Sunday, September 28, 2008

A little salt, please?

It looks like the cc_number_enc and cc_cid_enc fields in sales_flat_quote_payment table are encrypted without using any salt. This means that the same plaintext encrypts to the same cryptext, and unfortunately cc_cid is usually only 3 digits long. This makes the encrypted data somewhat vulnerable to a known plaintext attack. This was commented on in the Magento forums as well, when discussing why the cc id is not available by default. ("This method does however provide encryption but is possible to break using a code book algorithm").

Obviously, it would be best to just not store the cc_cid_enc field in the first place, which is the default secure setting for the application. In the chance that a merchant's website is hacked and their database is compromised, they are accepting a hell of a lot of unwanted liability in storing the card id since they are not PCI compliant.

A good development environment

One of the best things you can do when editing a complex web application is to get a good IDE. I am using the PHP Development Tools for Eclipse, which has the great ability to display where (in the whole project) a function is declared when I am hovering over the function name. This is a giant time saver when you have a project (like Magento) with a zillion little scripts.

If you are using Windows, try and find an All-In-One zips, but if I remember, the install was not so straight forward. Otherwise, install Eclipse and then try to get the PDT installed.

If you are using Linux, just use your package manager to install the eclipse-phpeclipse package.

Also, if you need a good FTP / SFTP client, check out FileZilla. It is, without a question, the best FTP client I have used.

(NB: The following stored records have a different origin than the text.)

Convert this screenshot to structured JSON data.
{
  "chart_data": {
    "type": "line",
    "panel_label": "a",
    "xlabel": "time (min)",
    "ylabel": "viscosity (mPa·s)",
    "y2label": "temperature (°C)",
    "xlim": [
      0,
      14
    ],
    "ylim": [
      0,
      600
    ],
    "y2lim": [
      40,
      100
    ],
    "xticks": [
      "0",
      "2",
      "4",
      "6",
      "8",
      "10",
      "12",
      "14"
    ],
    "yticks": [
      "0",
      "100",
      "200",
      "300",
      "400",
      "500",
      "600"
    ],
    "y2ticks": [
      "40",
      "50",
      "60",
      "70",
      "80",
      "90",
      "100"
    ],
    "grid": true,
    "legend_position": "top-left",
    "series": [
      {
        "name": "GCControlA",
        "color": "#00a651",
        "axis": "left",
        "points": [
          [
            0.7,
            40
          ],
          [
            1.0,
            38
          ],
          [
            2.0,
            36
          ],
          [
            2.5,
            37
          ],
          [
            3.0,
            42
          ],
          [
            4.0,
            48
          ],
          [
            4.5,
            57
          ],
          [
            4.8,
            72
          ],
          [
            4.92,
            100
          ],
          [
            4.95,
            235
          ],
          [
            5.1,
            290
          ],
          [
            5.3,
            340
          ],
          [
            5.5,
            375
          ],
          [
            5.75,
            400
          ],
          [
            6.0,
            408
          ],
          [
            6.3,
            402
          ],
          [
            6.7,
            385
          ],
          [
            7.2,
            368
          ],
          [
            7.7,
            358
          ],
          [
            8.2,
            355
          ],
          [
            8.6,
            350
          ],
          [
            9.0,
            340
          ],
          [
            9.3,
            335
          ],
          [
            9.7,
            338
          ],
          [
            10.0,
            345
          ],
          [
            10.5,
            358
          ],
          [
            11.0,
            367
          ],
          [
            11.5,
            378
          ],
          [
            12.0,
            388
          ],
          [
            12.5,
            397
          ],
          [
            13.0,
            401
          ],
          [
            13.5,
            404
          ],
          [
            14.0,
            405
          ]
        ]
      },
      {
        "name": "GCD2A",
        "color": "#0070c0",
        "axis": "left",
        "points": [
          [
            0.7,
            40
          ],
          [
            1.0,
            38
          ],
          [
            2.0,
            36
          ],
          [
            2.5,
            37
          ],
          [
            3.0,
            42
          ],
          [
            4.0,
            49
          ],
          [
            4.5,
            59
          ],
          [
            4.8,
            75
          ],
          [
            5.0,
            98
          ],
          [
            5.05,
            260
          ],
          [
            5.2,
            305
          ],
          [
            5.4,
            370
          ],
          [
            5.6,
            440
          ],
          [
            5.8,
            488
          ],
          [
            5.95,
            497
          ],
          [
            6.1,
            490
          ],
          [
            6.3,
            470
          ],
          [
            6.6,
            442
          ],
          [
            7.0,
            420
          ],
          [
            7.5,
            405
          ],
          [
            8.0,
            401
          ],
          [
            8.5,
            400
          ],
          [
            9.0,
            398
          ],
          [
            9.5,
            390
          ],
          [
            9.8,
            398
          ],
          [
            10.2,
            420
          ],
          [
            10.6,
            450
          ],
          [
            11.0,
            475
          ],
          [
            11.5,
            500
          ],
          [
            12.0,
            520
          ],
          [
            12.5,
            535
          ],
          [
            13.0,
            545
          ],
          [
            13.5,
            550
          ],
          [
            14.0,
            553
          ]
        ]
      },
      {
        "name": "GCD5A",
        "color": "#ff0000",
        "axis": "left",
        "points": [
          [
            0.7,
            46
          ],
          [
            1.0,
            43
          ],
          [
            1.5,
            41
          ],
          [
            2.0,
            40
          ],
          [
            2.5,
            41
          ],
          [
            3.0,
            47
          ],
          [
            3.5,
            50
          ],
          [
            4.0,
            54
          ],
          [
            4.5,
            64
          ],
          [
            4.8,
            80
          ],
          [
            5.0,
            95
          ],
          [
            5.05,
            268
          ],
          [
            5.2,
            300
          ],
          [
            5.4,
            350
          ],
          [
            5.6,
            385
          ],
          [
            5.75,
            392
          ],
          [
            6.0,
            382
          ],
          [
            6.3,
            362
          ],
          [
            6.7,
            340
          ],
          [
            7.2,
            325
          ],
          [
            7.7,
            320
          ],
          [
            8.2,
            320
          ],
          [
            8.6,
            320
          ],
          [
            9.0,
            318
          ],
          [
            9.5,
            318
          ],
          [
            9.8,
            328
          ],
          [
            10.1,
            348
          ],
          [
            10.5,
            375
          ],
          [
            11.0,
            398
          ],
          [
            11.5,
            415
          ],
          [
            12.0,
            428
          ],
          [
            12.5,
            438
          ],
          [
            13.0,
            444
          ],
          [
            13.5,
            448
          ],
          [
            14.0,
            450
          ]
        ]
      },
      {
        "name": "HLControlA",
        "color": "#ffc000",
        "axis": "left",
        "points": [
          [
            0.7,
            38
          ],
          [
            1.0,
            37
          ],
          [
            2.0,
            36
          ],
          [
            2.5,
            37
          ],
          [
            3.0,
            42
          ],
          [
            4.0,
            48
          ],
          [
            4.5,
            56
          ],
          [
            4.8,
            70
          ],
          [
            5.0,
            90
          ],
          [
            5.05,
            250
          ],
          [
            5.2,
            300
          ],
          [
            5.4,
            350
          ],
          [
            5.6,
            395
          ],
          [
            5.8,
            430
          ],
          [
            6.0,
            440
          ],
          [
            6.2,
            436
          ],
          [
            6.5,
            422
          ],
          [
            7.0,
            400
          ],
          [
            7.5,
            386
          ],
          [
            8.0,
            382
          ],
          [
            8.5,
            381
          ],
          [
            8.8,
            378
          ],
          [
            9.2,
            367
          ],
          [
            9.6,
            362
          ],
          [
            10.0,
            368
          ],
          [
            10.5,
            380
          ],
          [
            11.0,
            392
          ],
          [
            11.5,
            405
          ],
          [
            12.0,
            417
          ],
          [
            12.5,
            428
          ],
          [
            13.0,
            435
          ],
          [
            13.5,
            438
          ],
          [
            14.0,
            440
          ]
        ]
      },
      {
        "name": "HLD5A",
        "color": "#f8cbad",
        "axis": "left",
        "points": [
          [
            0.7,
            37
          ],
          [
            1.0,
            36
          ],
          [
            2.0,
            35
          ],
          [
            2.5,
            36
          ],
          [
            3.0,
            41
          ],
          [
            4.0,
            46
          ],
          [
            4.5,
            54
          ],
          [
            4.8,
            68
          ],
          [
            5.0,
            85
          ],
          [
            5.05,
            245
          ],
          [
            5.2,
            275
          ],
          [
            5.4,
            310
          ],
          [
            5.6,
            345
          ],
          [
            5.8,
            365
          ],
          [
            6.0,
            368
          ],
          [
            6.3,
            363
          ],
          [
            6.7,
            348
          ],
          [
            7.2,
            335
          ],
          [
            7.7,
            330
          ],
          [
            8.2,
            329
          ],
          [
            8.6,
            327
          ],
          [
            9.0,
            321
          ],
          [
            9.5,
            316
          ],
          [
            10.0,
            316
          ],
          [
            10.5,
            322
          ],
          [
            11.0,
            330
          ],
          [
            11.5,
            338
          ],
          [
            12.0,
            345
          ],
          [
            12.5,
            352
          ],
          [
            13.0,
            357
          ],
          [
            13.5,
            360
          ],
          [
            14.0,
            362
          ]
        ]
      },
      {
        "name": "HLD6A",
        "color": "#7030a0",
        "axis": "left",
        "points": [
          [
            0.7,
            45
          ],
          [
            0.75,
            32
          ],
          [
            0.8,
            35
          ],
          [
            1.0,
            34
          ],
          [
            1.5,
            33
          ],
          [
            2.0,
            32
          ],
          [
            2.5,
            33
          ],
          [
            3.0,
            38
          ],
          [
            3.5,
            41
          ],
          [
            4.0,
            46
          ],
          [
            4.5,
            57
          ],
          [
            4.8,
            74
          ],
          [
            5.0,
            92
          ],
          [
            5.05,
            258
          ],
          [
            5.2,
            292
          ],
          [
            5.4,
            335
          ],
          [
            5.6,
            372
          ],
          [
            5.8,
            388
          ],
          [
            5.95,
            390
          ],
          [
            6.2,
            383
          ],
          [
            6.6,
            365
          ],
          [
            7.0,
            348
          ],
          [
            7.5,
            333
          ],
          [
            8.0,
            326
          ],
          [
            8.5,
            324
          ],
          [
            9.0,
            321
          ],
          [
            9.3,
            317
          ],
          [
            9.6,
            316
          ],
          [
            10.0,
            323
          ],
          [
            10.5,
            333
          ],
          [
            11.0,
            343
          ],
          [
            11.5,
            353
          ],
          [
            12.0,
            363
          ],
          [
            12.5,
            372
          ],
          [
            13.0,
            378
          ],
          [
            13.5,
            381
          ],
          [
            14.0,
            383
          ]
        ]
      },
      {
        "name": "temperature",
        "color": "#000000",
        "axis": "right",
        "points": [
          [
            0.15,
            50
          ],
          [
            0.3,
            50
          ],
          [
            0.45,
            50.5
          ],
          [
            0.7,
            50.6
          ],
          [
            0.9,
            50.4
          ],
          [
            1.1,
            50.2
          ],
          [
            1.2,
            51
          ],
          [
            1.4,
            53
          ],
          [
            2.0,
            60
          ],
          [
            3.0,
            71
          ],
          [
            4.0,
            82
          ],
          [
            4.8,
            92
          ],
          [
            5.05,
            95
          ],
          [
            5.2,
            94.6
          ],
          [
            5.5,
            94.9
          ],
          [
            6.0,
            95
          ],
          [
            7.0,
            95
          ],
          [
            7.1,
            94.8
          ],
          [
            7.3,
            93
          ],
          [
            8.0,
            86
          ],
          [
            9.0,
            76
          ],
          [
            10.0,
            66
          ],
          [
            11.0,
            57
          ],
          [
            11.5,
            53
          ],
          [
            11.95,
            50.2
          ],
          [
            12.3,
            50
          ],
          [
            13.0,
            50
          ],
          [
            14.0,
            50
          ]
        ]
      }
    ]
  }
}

Saturday, September 27, 2008

Displaying Payment Information

So, the actual task at hand is to allow administrators to store and view credit card information (including the credit card verification code) and process the order offline with their own existing authorization system before purging that information from the database.

Unfortunately, nobody in their right mind will provide this functionality because credit card companies (for good reason) do not want web applications to store the unique number identifying the card. That is the whole point of the number -- only the card owner and the credit card authorizer should know it, and maybe the merchant can temporarily look at it in order to pass it along. In fact, using the saved credit card module is not recommended at all for a live production site!

Storing the CCV number (even in encrypted form) will prevent your application from being PCI compliant, and will most likely violate the terms of service of the merchant. Even further, it may make the merchant negligent in failing to properly secure customer data. There is a lengthy discussion at the Magento forums, and the Magento developers (rightly) don't want anything to do with enabling this functionality. If I were one of them, I wouldn't either.

Nevertheless, many merchants want this functionality because they want to use their existing order process and bolt on an e-commerce site as a online-ified order catalog. Many credit card authorizers now require that merchants supply this number, or face hefty transaction fees without it. As a little side project in my free evenings, I've worked at providing the following functionality for Magento:
  • update the existing credit card module to store the card verification number in addition to just the card number
  • allow the card verification number to be displayed on the order processing page in the administration portion of the website so the customer can be charged
  • add a button to the order processing page which purges the credit card number from the system once the data is no longer needed
  • be as secure as possible while doing the above three inherently insecure, and arguably stupid, things
If you read this and decide you want to use this less secure method of storing customer data, the responsibility is completely yours. This is intended to help developers who may want to implement this functionality (for whatever crazy reason), or who may want to use these notes as the basis of enabling some completely different functionality on the order pages. I am simplying providing some notes on how I made modifications to Magento.

It would be a far better plan to just pay for the service of on-line validation with one of the many available providers, both for the security of your customer's data and for your own piece of mind.

Warning: you are reading a blog in the internet! If you need real support or advice hire a real software engineer who knows what they are doing!

Ultimately, it is your responsibility to make appropriate use of this information. I provide no support whatsoever and no assurance that making modifications to your software will not cause even the most trival inconvience nor the most dire consequences. Finally, I do not seek to profit in any way from this work and will not accept anything at all.

Magento is confusing.

This little blog is here to chronicle my efforts to configure Magento, an open-source e-commerce web application which I think has lots of promise.

Installing Magento on a LAMP server was pretty easy, as long as you have the very most up to date software. I recommend finding a VPS so you can install what you need at will. But configuring and upgrading functionality in the administrative portion of the site is astoundingly confusing and difficult. The Magento Wiki and Magento Forums offer some degree of help, but ultimately new developers are left to untangle the ./app structure themselves. Magento suffers from spaghetti code syndrome, which I think is a result of trying to impose a very well organized object-oriented structure on top of a scripting language. I think all developers who try to do this run into this problem -- I know I have. And to change functionality unfortunately means editing a zillion pages.